1. Verify that all electrical accessories are off. Turn off all lamps, remove the ignition key, and close all doors. If the vehicle is equipped with an illuminated entry system or an electronically tuned radio, allow the electronic timer function of these systems to automatically shut off (time out). This may take up to three minutes.

2. Determine that the underhood lamp is operating properly, then disconnect the lamp wire harness connector or remove the lamp bulb.

3. Disconnect the battery negative cable.

4. Set an electronic digital multi-meter to its highest amperage scale. Connect the multi-meter between the disconnected battery negative cable terminal clamp and the battery negative terminal post. Make sure that the doors remain closed so that the illuminated entry system is not activated. The multi-meter amperage reading may remain high for up to three minutes, or may not give any reading at all while set in the highest amperage scale, depending upon the electrical equipment in the vehicle. The multi-meter leads must be securely clamped to the battery negative cable terminal clamp and the battery negative terminal post. If continuity between the battery negative terminal post and the negative cable terminal clamp is lost during any part of the IOD test, the electronic timer function will be activated and all of the tests will have to be repeated.

5. After about three minutes, the high-amperage IOD reading on the multi-meter should become very low or nonexistent, depending upon the electrical equipment in the vehicle. If the amperage reading remains high, remove and replace each fuse or circuit breaker in the Totally Integrated Power Module (TIPM), one at a time until the amperage reading becomes very low, or nonexistent. This will isolate each circuit and identify the circuit that is the source of the high-amperage IOD. If the amperage reading remains high after removing and replacing each fuse and circuit breaker, disconnect the wire harness from the generator.
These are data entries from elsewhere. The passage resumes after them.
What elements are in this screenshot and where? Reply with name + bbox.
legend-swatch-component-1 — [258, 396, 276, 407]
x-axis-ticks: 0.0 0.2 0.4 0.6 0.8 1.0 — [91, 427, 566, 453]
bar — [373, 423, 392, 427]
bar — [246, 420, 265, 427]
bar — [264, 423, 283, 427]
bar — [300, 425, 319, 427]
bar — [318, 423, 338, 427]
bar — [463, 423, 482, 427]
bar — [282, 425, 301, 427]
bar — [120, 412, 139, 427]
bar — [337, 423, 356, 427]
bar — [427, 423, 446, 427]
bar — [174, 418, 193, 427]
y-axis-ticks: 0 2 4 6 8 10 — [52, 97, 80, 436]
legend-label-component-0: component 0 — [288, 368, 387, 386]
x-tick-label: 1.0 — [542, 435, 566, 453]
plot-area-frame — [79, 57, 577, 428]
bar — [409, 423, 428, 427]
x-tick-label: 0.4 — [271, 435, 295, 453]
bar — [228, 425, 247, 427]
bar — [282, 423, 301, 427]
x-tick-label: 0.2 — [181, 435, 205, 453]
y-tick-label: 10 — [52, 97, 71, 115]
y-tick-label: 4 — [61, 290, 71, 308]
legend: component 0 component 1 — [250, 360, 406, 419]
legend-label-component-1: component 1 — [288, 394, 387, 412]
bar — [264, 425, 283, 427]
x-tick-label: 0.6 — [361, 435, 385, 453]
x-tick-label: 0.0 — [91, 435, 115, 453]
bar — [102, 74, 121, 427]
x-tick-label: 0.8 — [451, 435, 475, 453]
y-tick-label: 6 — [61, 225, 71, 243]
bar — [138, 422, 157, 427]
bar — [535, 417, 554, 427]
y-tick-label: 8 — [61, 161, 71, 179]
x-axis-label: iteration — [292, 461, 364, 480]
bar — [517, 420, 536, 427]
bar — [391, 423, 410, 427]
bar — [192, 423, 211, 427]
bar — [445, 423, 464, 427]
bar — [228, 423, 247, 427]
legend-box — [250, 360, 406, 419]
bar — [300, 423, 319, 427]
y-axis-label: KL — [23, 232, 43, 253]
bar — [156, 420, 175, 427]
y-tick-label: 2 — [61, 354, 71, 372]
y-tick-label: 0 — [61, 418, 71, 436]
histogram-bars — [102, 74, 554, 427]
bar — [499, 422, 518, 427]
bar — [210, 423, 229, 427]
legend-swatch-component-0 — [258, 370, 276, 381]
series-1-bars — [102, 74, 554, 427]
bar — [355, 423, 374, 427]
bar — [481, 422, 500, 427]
If the amperage reading now becomes very low or nonexistent. After the high-amperage IOD has been corrected, switch the multi-meter to progressively lower amperage scales and, if necessary, repeat the fuse and circuit breaker remove-and-replace process to identify and correct all sources of excessive IOD. It is now safe to select the lowest milliampere scale of the multi-meter to check the low-amperage IOD.

CAUTION: Do not open any doors, or turn on any electrical accessories with the lowest milliampere scale selected, or the multi-meter may be damaged.

6. Observe the multi-meter reading. The low-amperage IOD should not exceed thirty-five milliamperes (0.035 ampere). If the current draw exceeds thirty-five milliamperes, isolate each circuit using the fuse and circuit breaker remove-and-replace process in 5. The multi-meter reading will drop to within the acceptable limit when the source of the excessive current draw is disconnected. Repair this circuit as required; whether a wiring short, incorrect switch adjustment, or a component failure is at fault.